GitHub Repository Structure

Currently, this repository includes a few files in the root, such as a data license and this README. Additionally, there are four different directories:

  • build
    • This directory currently contains both a shell script and Windows command file that can be utilized to regenerate a copy of the Schematron file, which will be posted in the "schematron" directory. To do that, either scripts will call the XSLT transformation in the "build/transformations" directory, which in turn will take the files in the "src" directory and use those to generate the Schematron file. One reason for this extra step is that the automated process makes it easier, for example, to update the regular expression pattern used in our validation of IETF BCP 47 Language codes.
  • schematron
    • This directory contains the final deliverable of the Schematron file, which is currently delivered in a single file (i.e. a single file for each base TS-EAS schema, since those currently have separate namespaces).
  • src
    • This directory contains the source file, which the build directory utilzes to create the output in the schematron directory.

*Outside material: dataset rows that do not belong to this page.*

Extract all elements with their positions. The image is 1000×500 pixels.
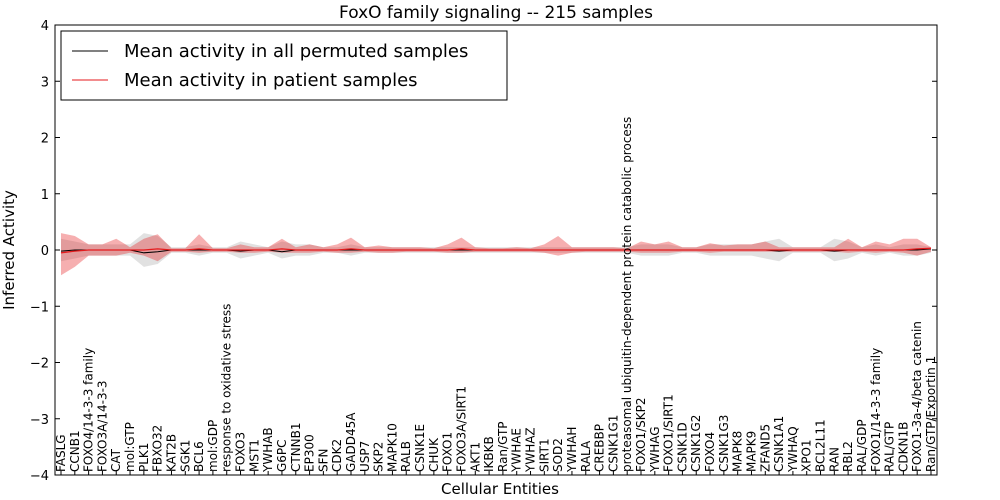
x-tick-label: BCL6 xyxy=(192,441,206,472)
x-tick-label: YWHAE xyxy=(510,428,524,473)
x-tick-label: CCNB1 xyxy=(68,430,82,472)
x-tick-label: SIRT1 xyxy=(537,438,551,472)
x-tick-label: USP7 xyxy=(358,441,372,472)
x-tick-label: AKT1 xyxy=(468,442,482,472)
x-tick-label: mol:GTP xyxy=(123,422,137,472)
x-tick-label: mol:GDP xyxy=(206,420,220,472)
x-tick-label: FOXO1/SKP2 xyxy=(634,397,648,472)
chart-title: FoxO family signaling -- 215 samples xyxy=(339,3,653,23)
x-tick-label: FOXO3 xyxy=(234,432,248,472)
legend-label-permuted: Mean activity in all permuted samples xyxy=(124,41,468,62)
x-tick-label: response to oxidative stress xyxy=(220,304,234,472)
x-tick-label: FASLG xyxy=(54,434,68,472)
x-tick-label: XPO1 xyxy=(800,439,814,472)
x-tick-label: IKBKB xyxy=(482,436,496,472)
x-tick-label: YWHAG xyxy=(648,426,662,473)
x-tick-label: CREBBP xyxy=(593,424,607,472)
y-tick-label: 2 xyxy=(41,132,49,147)
y-tick-label: −4 xyxy=(30,469,49,484)
x-tick-label: FOXO1/14-3-3 family xyxy=(869,348,883,472)
series-lines xyxy=(60,247,932,254)
y-tick-label: 0 xyxy=(41,244,49,259)
x-tick-label: CSNK1E xyxy=(413,424,427,472)
band-patient xyxy=(61,233,931,276)
x-tick-label: G6PC xyxy=(275,439,289,472)
x-tick-label: MST1 xyxy=(247,439,261,472)
legend-label-patient: Mean activity in patient samples xyxy=(124,70,418,91)
y-tick-label: 1 xyxy=(41,188,49,203)
x-tick-label: Ran/GTP/Exportin 1 xyxy=(924,356,938,472)
x-tick-label: CSNK1G1 xyxy=(606,415,620,472)
x-tick-label: MAPK10 xyxy=(385,423,399,472)
x-tick-label: CTNNB1 xyxy=(289,422,303,472)
x-tick-label: FOXO4/14-3-3 family xyxy=(82,348,96,472)
x-tick-label: SFN xyxy=(316,449,330,473)
x-tick-label: FOXO1 xyxy=(441,432,455,472)
plot-frame xyxy=(54,24,938,476)
x-tick-label: FOXO3A/14-3-3 xyxy=(95,380,109,472)
x-tick-label: YWHAB xyxy=(261,427,275,473)
y-tick-label: −3 xyxy=(30,413,49,428)
x-tick-label: RAN xyxy=(827,447,841,472)
x-tick-label: FOXO3A/SIRT1 xyxy=(454,386,468,472)
x-tick-label: PLK1 xyxy=(137,443,151,472)
legend: Mean activity in all permuted samples Me… xyxy=(60,30,508,101)
x-tick-label: FOXO1-3a-4/beta catenin xyxy=(910,321,924,472)
x-tick-label: MAPK9 xyxy=(744,431,758,472)
x-tick-label: CSNK1G2 xyxy=(689,415,703,472)
x-tick-label: CSNK1D xyxy=(675,422,689,472)
x-tick-label: BCL2L11 xyxy=(814,419,828,472)
x-tick-label: SGK1 xyxy=(178,440,192,472)
x-tick-label: CAT xyxy=(109,448,123,472)
line-patient-mean xyxy=(60,247,932,254)
x-tick-label: KAT2B xyxy=(164,434,178,472)
x-tick-label: RALA xyxy=(579,440,593,472)
y-tick-label: 4 xyxy=(41,19,49,34)
y-axis-ticks: −4 −3 −2 −1 0 1 2 3 4 xyxy=(30,19,937,484)
y-tick-label: −1 xyxy=(30,300,49,315)
x-tick-label: CDKN1B xyxy=(896,422,910,472)
x-tick-label: RAL/GTP xyxy=(883,422,897,472)
x-tick-label: GADD45A xyxy=(344,412,358,472)
x-tick-label: MAPK8 xyxy=(731,431,745,472)
x-tick-label: YWHAZ xyxy=(524,427,538,473)
x-tick-label: Ran/GTP xyxy=(496,421,510,472)
x-tick-label: EP300 xyxy=(303,434,317,472)
x-tick-label: proteasomal ubiquitin-dependent protein … xyxy=(620,117,634,472)
x-tick-label: CDK2 xyxy=(330,439,344,472)
x-tick-label: CSNK1G3 xyxy=(717,415,731,472)
x-tick-label: YWHAQ xyxy=(786,426,800,473)
y-tick-label: 3 xyxy=(41,75,49,90)
x-tick-label: RALB xyxy=(399,441,413,472)
x-axis-ticks: FASLG CCNB1 FOXO4/14-3-3 family FOXO3A/14-3… xyxy=(54,117,938,475)
x-tick-label: FBXO32 xyxy=(151,425,165,472)
y-axis-label: Inferred Activity xyxy=(0,190,18,310)
legend-box xyxy=(60,30,508,101)
x-tick-label: FOXO4 xyxy=(703,432,717,472)
x-tick-label: YWHAH xyxy=(565,427,579,473)
x-axis-label: Cellular Entities xyxy=(441,480,559,498)
x-tick-label: CSNK1A1 xyxy=(772,416,786,472)
x-tick-label: RAL/GDP xyxy=(855,419,869,472)
x-tick-label: CHUK xyxy=(427,437,441,472)
x-tick-label: RBL2 xyxy=(841,441,855,472)
x-tick-label: SKP2 xyxy=(372,442,386,472)
x-tick-label: ZFAND5 xyxy=(758,424,772,472)
x-tick-label: FOXO1/SIRT1 xyxy=(662,394,676,472)
y-tick-label: −2 xyxy=(30,357,49,372)
x-tick-label: SOD2 xyxy=(551,438,565,472)
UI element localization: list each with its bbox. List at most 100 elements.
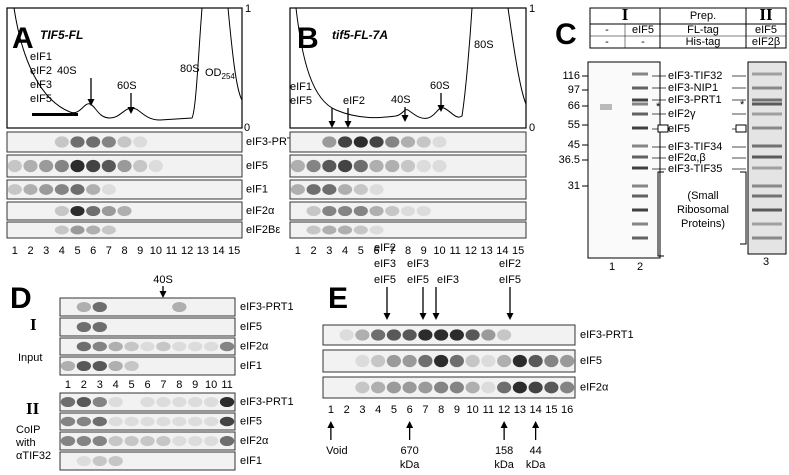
band xyxy=(432,159,447,173)
lane-number: 11 xyxy=(221,379,232,391)
blot-label: eIF2α xyxy=(240,340,269,352)
band xyxy=(92,301,107,313)
lane-number: 3 xyxy=(326,245,332,257)
gel-band xyxy=(632,222,648,226)
band xyxy=(92,416,107,427)
section-label: Input xyxy=(18,352,42,364)
band xyxy=(92,341,107,352)
band xyxy=(355,354,370,368)
band xyxy=(449,354,464,368)
gel-band xyxy=(632,72,648,76)
band xyxy=(544,354,559,368)
size-marker: kDa xyxy=(494,459,514,471)
band xyxy=(156,416,171,427)
band xyxy=(76,301,92,313)
section-label: II xyxy=(26,399,40,418)
lane-number: 10 xyxy=(205,379,217,391)
band xyxy=(339,329,354,341)
gel-band xyxy=(752,222,782,226)
peak-label: eIF5 xyxy=(499,274,521,286)
band xyxy=(432,136,447,148)
band xyxy=(402,381,417,394)
blot xyxy=(6,179,243,200)
blot xyxy=(59,412,236,431)
blot-label: eIF2α xyxy=(580,381,609,393)
lane-number: 6 xyxy=(407,404,413,416)
panel-letter: A xyxy=(12,22,34,55)
band xyxy=(449,329,464,341)
band xyxy=(203,341,219,352)
gel-band xyxy=(632,98,648,102)
band xyxy=(385,136,400,148)
band xyxy=(528,381,543,394)
blot xyxy=(289,131,527,153)
band xyxy=(156,341,171,352)
band xyxy=(23,184,38,195)
gel-band xyxy=(752,86,782,90)
band xyxy=(371,329,386,341)
arrow-head xyxy=(532,421,540,428)
band xyxy=(54,136,69,148)
arrow-head xyxy=(432,313,440,320)
lane-number: 10 xyxy=(150,245,162,257)
scale-label: 0 xyxy=(529,122,535,134)
lane-number: 7 xyxy=(106,245,112,257)
section-label: I xyxy=(30,315,37,334)
gel-band xyxy=(632,112,648,116)
band xyxy=(76,435,92,447)
gel-band xyxy=(632,166,648,170)
lane-number: 2 xyxy=(81,379,87,391)
band xyxy=(290,184,305,195)
band xyxy=(108,360,123,372)
band xyxy=(497,329,512,341)
band xyxy=(117,205,132,217)
panel-letter: D xyxy=(10,282,32,315)
lane-number: 14 xyxy=(496,245,508,257)
arrow-head xyxy=(401,115,409,122)
band xyxy=(369,184,384,195)
arrow-head xyxy=(327,421,335,428)
peak-label: eIF3 xyxy=(374,258,396,270)
lane-number: 3 xyxy=(359,404,365,416)
lane-number: 6 xyxy=(373,245,379,257)
marker-label: 116 xyxy=(562,70,580,82)
band xyxy=(337,184,353,195)
lane-number: 6 xyxy=(90,245,96,257)
blot xyxy=(6,131,243,153)
arrow-head xyxy=(87,99,95,106)
band xyxy=(133,136,148,148)
band xyxy=(188,396,203,408)
band xyxy=(188,416,203,427)
lane-number: 13 xyxy=(197,245,209,257)
band xyxy=(92,396,107,408)
band xyxy=(512,354,527,368)
band xyxy=(219,435,235,447)
band xyxy=(371,381,386,394)
peak-label: eIF5 xyxy=(407,274,429,286)
lane-number: 7 xyxy=(389,245,395,257)
arrow-head xyxy=(506,313,514,320)
note-label: Proteins) xyxy=(681,218,725,230)
panel-letter: B xyxy=(297,22,319,55)
band-label: eIF3-PRT1 xyxy=(668,94,722,106)
band xyxy=(188,435,203,447)
blot xyxy=(6,221,243,239)
band xyxy=(369,205,384,217)
band xyxy=(497,381,512,394)
band xyxy=(306,184,321,195)
band xyxy=(172,301,187,313)
band xyxy=(117,159,132,173)
lane-number: 8 xyxy=(121,245,127,257)
band xyxy=(355,329,370,341)
lane-number: 2 xyxy=(637,261,643,273)
blot xyxy=(59,356,236,376)
lane-number: 4 xyxy=(375,404,381,416)
blot-label: eIF2Bε xyxy=(246,224,280,236)
band xyxy=(203,396,219,408)
band xyxy=(172,341,187,352)
lane-number: 3 xyxy=(763,256,769,268)
band xyxy=(306,159,321,173)
band xyxy=(70,184,85,195)
lane-number: 13 xyxy=(481,245,493,257)
lane-number: 2 xyxy=(311,245,317,257)
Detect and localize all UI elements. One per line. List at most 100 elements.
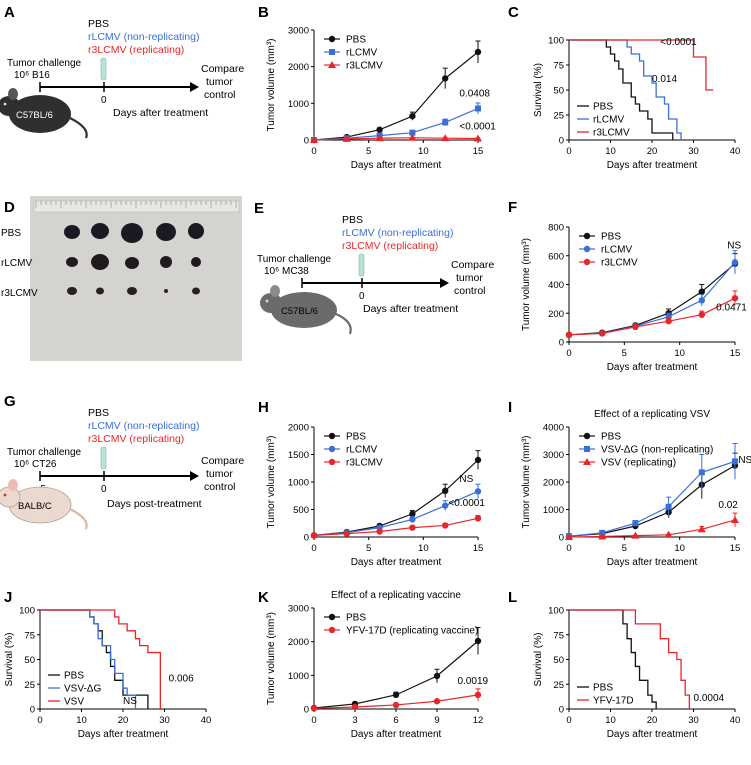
series-line-rLCMV	[313, 107, 479, 141]
label-pbs: PBS	[88, 407, 109, 419]
x-tick-label: 15	[473, 543, 484, 554]
data-point	[665, 503, 672, 510]
syringe-icon	[100, 446, 107, 470]
p-value-annotation: 0.0004	[694, 693, 725, 704]
data-point	[409, 524, 416, 531]
survival-curve-VSV	[40, 609, 161, 709]
x-axis-label: Days after treatment	[351, 557, 442, 568]
panel-letter-d: D	[4, 199, 15, 216]
y-axis-label: Tumor volume (mm³)	[266, 436, 277, 529]
y-tick-label: 50	[553, 86, 564, 97]
x-tick-label: 0	[37, 715, 42, 726]
panel-letter-a: A	[4, 4, 15, 21]
x-tick-label: 20	[118, 715, 129, 726]
x-tick-label: 0	[311, 146, 316, 157]
mouse-icon	[0, 479, 88, 530]
x-tick-label: 10	[674, 543, 685, 554]
chart-panel-k: K Effect of a replicating vaccine 0 1000 200…	[258, 589, 489, 740]
data-point	[697, 525, 706, 533]
legend-marker	[328, 61, 336, 68]
compare-line-3: control	[454, 285, 486, 297]
compare-line-3: control	[204, 481, 236, 493]
x-tick-label: 5	[622, 543, 627, 554]
mouse-strain-label: C57BL/6	[281, 306, 318, 317]
survival-curve-rLCMV	[569, 39, 682, 140]
x-tick-label: 10	[418, 543, 429, 554]
mouse-strain-label: BALB/C	[18, 501, 52, 512]
y-tick-label: 2000	[288, 423, 309, 434]
y-tick-label: 0	[559, 705, 564, 716]
cell-dose-label: 10⁶ MC38	[264, 266, 309, 277]
legend-label: rLCMV	[346, 48, 377, 59]
p-value-annotation: <0.0001	[660, 37, 697, 48]
data-point	[409, 516, 416, 523]
series-line-PBS	[568, 464, 736, 537]
data-point	[474, 134, 482, 142]
p-value-annotation: 0.02	[718, 500, 738, 511]
label-r3lcmv: r3LCMV (replicating)	[88, 433, 184, 445]
legend-marker	[328, 445, 336, 453]
tick-label-zero: 0	[101, 95, 107, 106]
compare-line-2: tumor	[456, 272, 483, 284]
x-tick-label: 40	[201, 715, 212, 726]
label-pbs: PBS	[88, 18, 109, 30]
legend-label: VSV-ΔG (non-replicating)	[601, 445, 713, 456]
survival-curve-VSV-ΔG	[40, 609, 137, 709]
y-axis-label: Tumor volume (mm³)	[266, 612, 277, 705]
timeline-xlabel: Days post-treatment	[107, 498, 202, 510]
legend-label: PBS	[601, 232, 621, 243]
legend-marker	[583, 458, 591, 465]
legend-label: rLCMV	[601, 245, 632, 256]
data-point	[392, 701, 400, 709]
survival-curve-PBS	[569, 609, 657, 709]
data-point	[474, 515, 482, 522]
legend-marker	[583, 432, 591, 440]
y-tick-label: 400	[548, 280, 564, 291]
legend-marker	[583, 232, 591, 240]
legend-label: r3LCMV	[593, 128, 630, 139]
x-tick-label: 6	[393, 715, 398, 726]
tumor-row-r3lcmv	[67, 287, 200, 295]
p-value-annotation: 0.006	[169, 673, 194, 684]
y-tick-label: 0	[559, 136, 564, 147]
tumor-challenge-label: Tumor challenge	[7, 58, 82, 69]
data-point	[375, 134, 384, 142]
data-point	[599, 330, 606, 337]
label-rlcmv: rLCMV (non-replicating)	[88, 31, 199, 43]
data-point	[474, 691, 482, 699]
data-point	[698, 288, 705, 295]
p-value-annotation: 0.014	[652, 74, 677, 85]
series-line-r3LCMV	[568, 297, 736, 336]
data-point	[442, 502, 449, 509]
data-point	[310, 136, 318, 143]
x-tick-label: 0	[566, 146, 571, 157]
x-tick-label: 10	[674, 348, 685, 359]
data-point	[731, 515, 739, 523]
legend-marker	[328, 613, 336, 621]
series-line-r3LCMV	[313, 517, 479, 536]
tumor-row-rlcmv	[66, 254, 201, 270]
y-tick-label: 75	[24, 630, 35, 641]
y-tick-label: 100	[548, 606, 564, 617]
panel-letter-g: G	[4, 393, 16, 410]
legend-marker	[584, 446, 590, 452]
legend-label: VSV-ΔG	[64, 684, 101, 695]
x-tick-label: 15	[473, 146, 484, 157]
legend-label: YFV-17D	[593, 696, 634, 707]
timeline-arrow-icon	[440, 278, 449, 288]
data-point	[565, 331, 573, 339]
y-tick-label: 100	[19, 606, 35, 617]
panel-letter: K	[258, 589, 269, 606]
data-point	[310, 705, 318, 712]
tumor-row-pbs	[64, 223, 204, 243]
legend-marker	[328, 35, 336, 43]
y-tick-label: 0	[559, 533, 564, 544]
x-tick-label: 0	[311, 715, 316, 726]
data-point	[442, 487, 449, 494]
panel-letter: F	[508, 199, 517, 216]
data-point	[698, 469, 705, 476]
legend-label: VSV (replicating)	[601, 458, 676, 469]
data-point	[392, 691, 400, 699]
panel-letter-e: E	[254, 200, 264, 217]
mouse-strain-label: C57BL/6	[16, 110, 53, 121]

Therefore, if any additional tests are added, then those tests will be added in this directory.
  • vendor
    • For the time being we are including the necessary XSLT processor to generate the resulting schema file directly in this GitHub repository. Until we have an automated build process baked in, this makes things easier to share the current build process. As it stands now, the only requirement is having a working installation of JAVA on your computer.